On 08.09.2018 11:17, Stefan Fuhrmann wrote:
> These are the guiding principles for the 1.10 authz design:
>
> (1) ACLs are only evaluated on a per-user bases; ACLs that
> don't mention this user (or any of their groups) are ignored.
> Rationale: We don't want to explicitly repeat inherited access
> specs that don't change for the respective path / section.
This is not entirely true, as seen in the fix for SVN-4793. If a user is
"not mentioned" in an inverted selector, those rights do propagate to
the global level. For example:
[groups]
readers = foo, bar
[/]
~@readers = rw
@readers = r
In this case 'user' has read-write access to '[/]' even though she's not
mentioned anywhere in the authz file or the specific ACL for '[/]'.
>> In 1.9 any repeat acl lines that were the exact same match, such as:
>>
>> [/some/path]
>> user = rw
>> user = r
>>
>> resulted in the last line overriding all the other lines, so user=r in
>> the example above. In 1.10 the lines combine, so user=rw in the example
>> above. Is this a bug in 1.10, or a bug in 1.9 that is fixed in 1.10, or
>> an acceptable behaviour change?
> Ouch.
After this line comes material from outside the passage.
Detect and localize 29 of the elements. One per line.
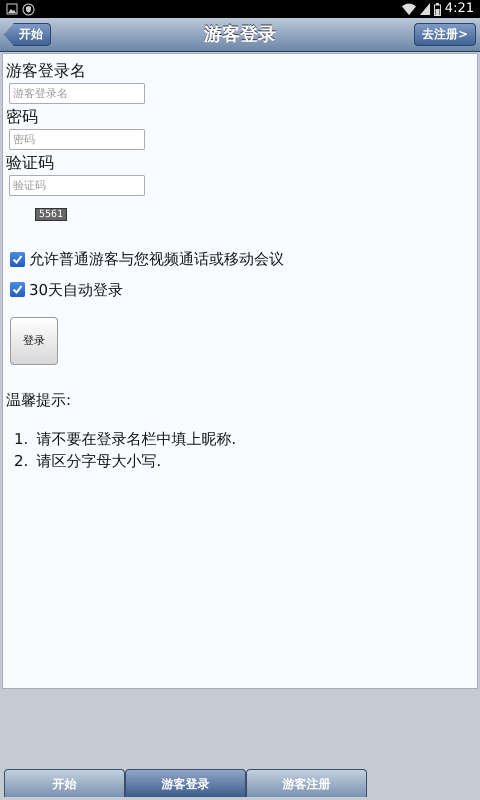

That is a bad one and an oversight in the design - I think.
>
> According to (3), 1.9 behaves correctly. I guess we consider it
> an unordered collection in 1.10 and then a union is the only thing
> that approximates intent when a user is a member of different
> groups with different access rights. Strict ordering becomes
> very useful when assigning rights to groups:
>
> [/some/path]
> @Users = rw
> @BadUsers = r
We already have strict ordering within an ACL (authz_acl_t in
libsvn_repos/authz.h):
/* All other user- or group-specific access rights.
Aliases are replaced with their definitions, rules for the same
user or group are merged. */
apr_array_header_t *user_access;
The "merge" semantics was intentional; if we decide it's a bug (and I
think it is), it's fairly easy to change. I would lean in the direction
of making repeating the same access entry selection a hard error at
parsing time. This requires changes to the merge semantics implemented
in add_access_entry() and merge_alias_ace() in
libsvn_repos/authz_parse.c. The nice part is that it would catch errors
like this:
[aliases]
afoo = foo
abar = bar
[/]
&afoo = rw
foo = r
~&abar = rw
~bar = r
With the current implementation we translate the ACL to:
[/]
foo = rw
foo = r
~bar = rw
~bar = r
and even with strict ordering I'd say this is a bug and not intentional.
> I guess the fix in 1.10 is simple but will change 1.10 behavior.
> My proposal here:
>
> * apply replacement semantics here as in 1.9
> * error out / warn on repeated lines with the same user or group
> (this is hardly ever intentional)
^^^ this
> * provide a script / tool that takes 1.10 authz and checks for
> changed behavior ("r" after "rw" rules etc.)
>
> The last one is a bit of work but would be really handy.
The remaining ambiguity that I would prefer _not_ to resolve at parsing
time is this:
[groups]
@readers = foo, bar, user
@writers = baz, quz, user
[/]
@writers = rw
@readers = r
With strict ordering and replacement semantics 'user' would get
read-only rights. But that doesn't seem right; surely if someone is a
member of both 'readers' and 'writers' groups, they should get merged
access rights of both?
Note that the current behaviour is to merge.